I began to see a new beginning emerging out of a new perspective that was forming. It took a few more years and quite a few more significant moments of personal growth, but like clouds parting, I realized one day that I had already laid the groundwork I needed to return to my work in Brazil. I reached out to my old friends there, who thought the idea of me returning with a Fulbright to continue the project of creating cross-cultural music productions was wonderful. So I set myself to work, and through that process, the clouds have cleared more and more. People who I never imagined would even want to talk to me have offered me help. The viola itself has become a deep source of wonder, inpiration and reverence for me. I find myself searching for information about it, cultivating substance and knowledge and practicing it with intention in a way that I never had any interest in doing when learning to play the 6-string guitar. It feels like I have crossed into a new way of being. Receiving the news that the Fulbright proposal was successful was an incredibly joyful moment. It felt as though the past 20 years of work and personal development as a musician and music producer finally made sense.

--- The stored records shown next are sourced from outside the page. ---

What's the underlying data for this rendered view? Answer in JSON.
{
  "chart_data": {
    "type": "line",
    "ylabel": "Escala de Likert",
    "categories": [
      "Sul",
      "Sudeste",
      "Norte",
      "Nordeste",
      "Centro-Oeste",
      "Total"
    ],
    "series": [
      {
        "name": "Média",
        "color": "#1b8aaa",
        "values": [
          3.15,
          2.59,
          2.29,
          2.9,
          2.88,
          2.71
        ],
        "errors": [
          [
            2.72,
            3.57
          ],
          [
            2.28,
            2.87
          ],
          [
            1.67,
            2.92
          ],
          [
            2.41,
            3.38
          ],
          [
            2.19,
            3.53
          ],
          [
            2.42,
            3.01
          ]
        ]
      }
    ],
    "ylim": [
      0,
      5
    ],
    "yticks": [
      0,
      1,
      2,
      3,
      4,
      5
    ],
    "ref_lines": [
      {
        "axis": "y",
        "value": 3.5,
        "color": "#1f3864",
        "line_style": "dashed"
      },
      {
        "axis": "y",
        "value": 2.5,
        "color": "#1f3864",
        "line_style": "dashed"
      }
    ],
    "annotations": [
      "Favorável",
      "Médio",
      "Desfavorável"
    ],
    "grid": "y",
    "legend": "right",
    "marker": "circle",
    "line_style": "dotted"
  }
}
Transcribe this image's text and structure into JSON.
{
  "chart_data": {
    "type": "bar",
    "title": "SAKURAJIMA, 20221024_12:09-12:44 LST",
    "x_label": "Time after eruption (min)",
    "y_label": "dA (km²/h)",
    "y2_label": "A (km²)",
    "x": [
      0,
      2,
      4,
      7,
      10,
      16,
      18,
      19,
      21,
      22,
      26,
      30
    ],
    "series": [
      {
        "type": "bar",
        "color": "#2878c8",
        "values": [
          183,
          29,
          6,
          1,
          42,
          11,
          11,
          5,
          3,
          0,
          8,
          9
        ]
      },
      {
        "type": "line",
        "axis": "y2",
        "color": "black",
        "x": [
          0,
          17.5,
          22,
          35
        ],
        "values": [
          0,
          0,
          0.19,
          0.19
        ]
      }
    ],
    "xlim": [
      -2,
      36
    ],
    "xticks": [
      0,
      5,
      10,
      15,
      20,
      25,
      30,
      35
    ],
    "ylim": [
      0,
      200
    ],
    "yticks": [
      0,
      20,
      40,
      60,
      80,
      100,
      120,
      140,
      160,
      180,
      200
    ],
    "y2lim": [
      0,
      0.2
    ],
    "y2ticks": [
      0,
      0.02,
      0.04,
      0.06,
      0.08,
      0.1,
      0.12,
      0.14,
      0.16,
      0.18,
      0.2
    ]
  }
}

The journey has reached the place that I can stop telling my own story. My own story no longer needs to be told because there is a bigger story to tell. A Viola No Espelho means "The Guitar in the Mirror." People often ask me what I mean by that. Caetano Veloso once famously remarked (and I'm paraphrasing. here) that between the USA and Brazil exists an impossible temptation to analogize between historical and cultural elements. The two countries grew up in the same colonial era, were part of the same trans-atlantic slave trade, and have both emerged to be geographically enormous, culturally diverse, economic leaders and cultural exporters. The experience of going to Brazil felt like stepping through a mirror into another part of myself. When I picked up the viola for the first time, I didn't feel like I was picking up a cultural object from outside my own world. I felt like in that moment I transcended North and South, and became just "An American." A Viola No Espelho aims to give this same revalatory experience to others by telling their stories through the same lens of borderless commonality and mutual learning.